The government is briskly and fundamentally reshaping the relationship of the individual to the state, of the Lords to the Commons, and of MPs to ministers. The ID cards bill will allow the authorities unprecedented surveillance of our lives, and the power to curtail our ordinary activities by withdrawing that card. The legislative and regulatory reform bill, now entering its final stages, will let ministers alter laws by order, rather than having to argue their case in parliament. Then this weekend brought another shocking government proposal to increase its own power and weaken the restraints upon it. Lord Falconer made clear that the government intends to drastically curtail the powers of the Lords. The current convention is that peers cannot block any legislation contained in a party’s manifesto. In future peers will have to pass any legislation that the government deems important, whether it was in the manifesto or not. They will effectively be neutered.

Now that really is something to get hysterical about.
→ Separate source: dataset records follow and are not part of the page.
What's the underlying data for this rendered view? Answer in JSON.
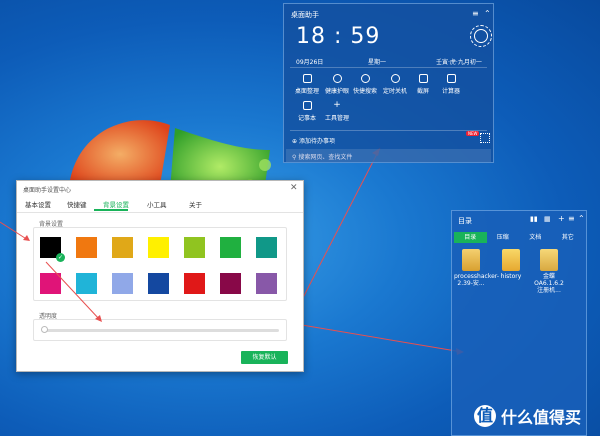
{
  "widget": {
    "title": "桌面助手",
    "time": "18 : 59",
    "date": "09月26日",
    "weekday": "星期一",
    "lunar": "壬寅·虎·九月初一",
    "tools": [
      "桌面整理",
      "健康护眼",
      "快捷搜索",
      "定时关机",
      "截屏",
      "计算器",
      "记事本",
      "工具管理"
    ],
    "add_todo": "添加待办事项",
    "new_badge": "NEW",
    "search_placeholder": "搜索网页、查找文件"
  },
  "directory": {
    "title": "目录",
    "tabs": [
      "目录",
      "压缩",
      "文档",
      "其它"
    ],
    "active_tab": 0,
    "files": [
      {
        "name": "processhacker-2.39-安...",
        "color": "#e8c050"
      },
      {
        "name": "history",
        "color": "#f2c24a"
      },
      {
        "name": "金蝶OA6.1.6.2注册机...",
        "color": "#e9c860"
      }
    ]
  },
  "dialog": {
    "title": "桌面助手设置中心",
    "nav": [
      "基本设置",
      "快捷键",
      "背景设置",
      "小工具",
      "关于"
    ],
    "active_nav": 2,
    "bg_section_label": "背景设置",
    "opacity_label": "透明度",
    "opacity_value": 0,
    "reset_label": "恢复默认",
    "colors": [
      "#000000",
      "#f07810",
      "#e0a818",
      "#fff000",
      "#90c420",
      "#20b040",
      "#109888",
      "#e01478",
      "#20b4d8",
      "#90a8e8",
      "#1448a0",
      "#e01818",
      "#880848",
      "#8858a8"
    ],
    "selected_color": 0
  },
  "watermark": {
    "text": "什么值得买",
    "icon": "值"
  }
}
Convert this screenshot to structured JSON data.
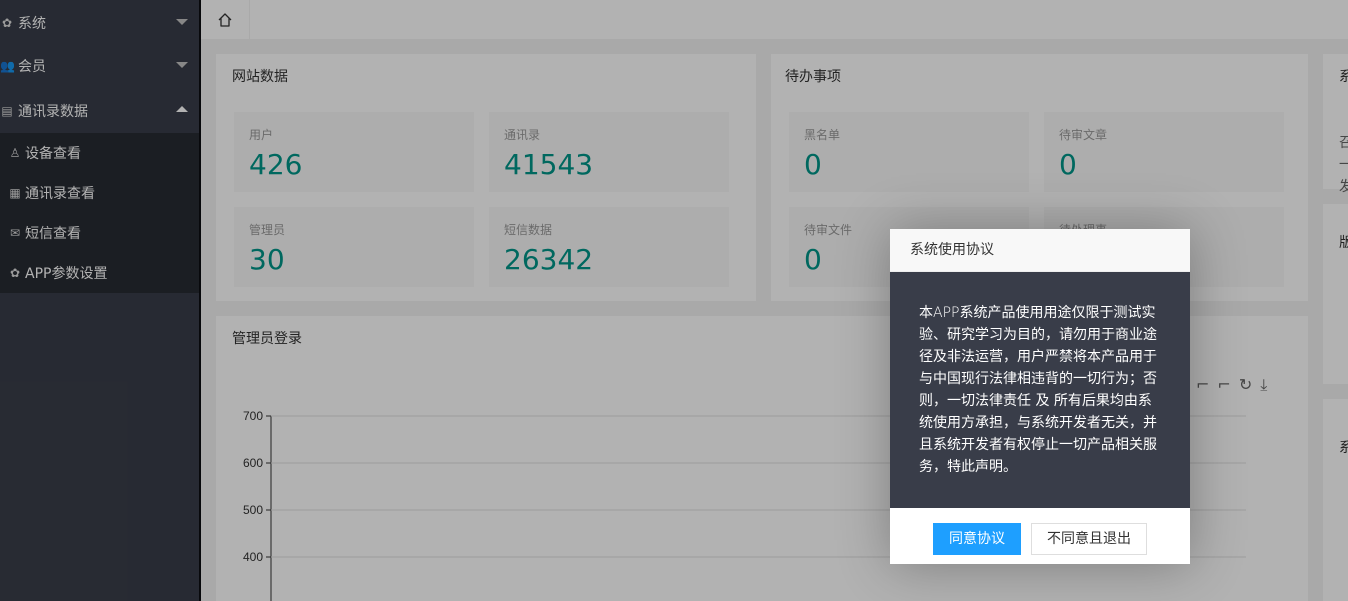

And to demonstrate what these sorts of things mean in practice, two Yorkshire grandmothers face up to a year in jail for taking a walk:

Helen John, 68, and Sylvia Boyes, 62, both veterans of the Greenham Common protests 25 years ago, were arrested on Saturday after deliberately setting out to highlight a change in the law which civil liberties groups say will criminalise free speech and further undermine the right to peaceful demonstration.
Under the little-noticed legislation, which came into effect last week, protesters who breach any one of 10 military bases across Britain will be treated as potential terrorists and face up to a year in jail or £5,000 fine. The protests are curtailed under the Home Secretary’s Serious Organised Crime and Police Act.

Finally the good news, the discovery of the missing link between fish and land creatures. The Guardian is hopeful that this will be a blow to the proponents of “intelligent design”, but that of course presumes that their views have anything to do with evidence, which sadly I doubt.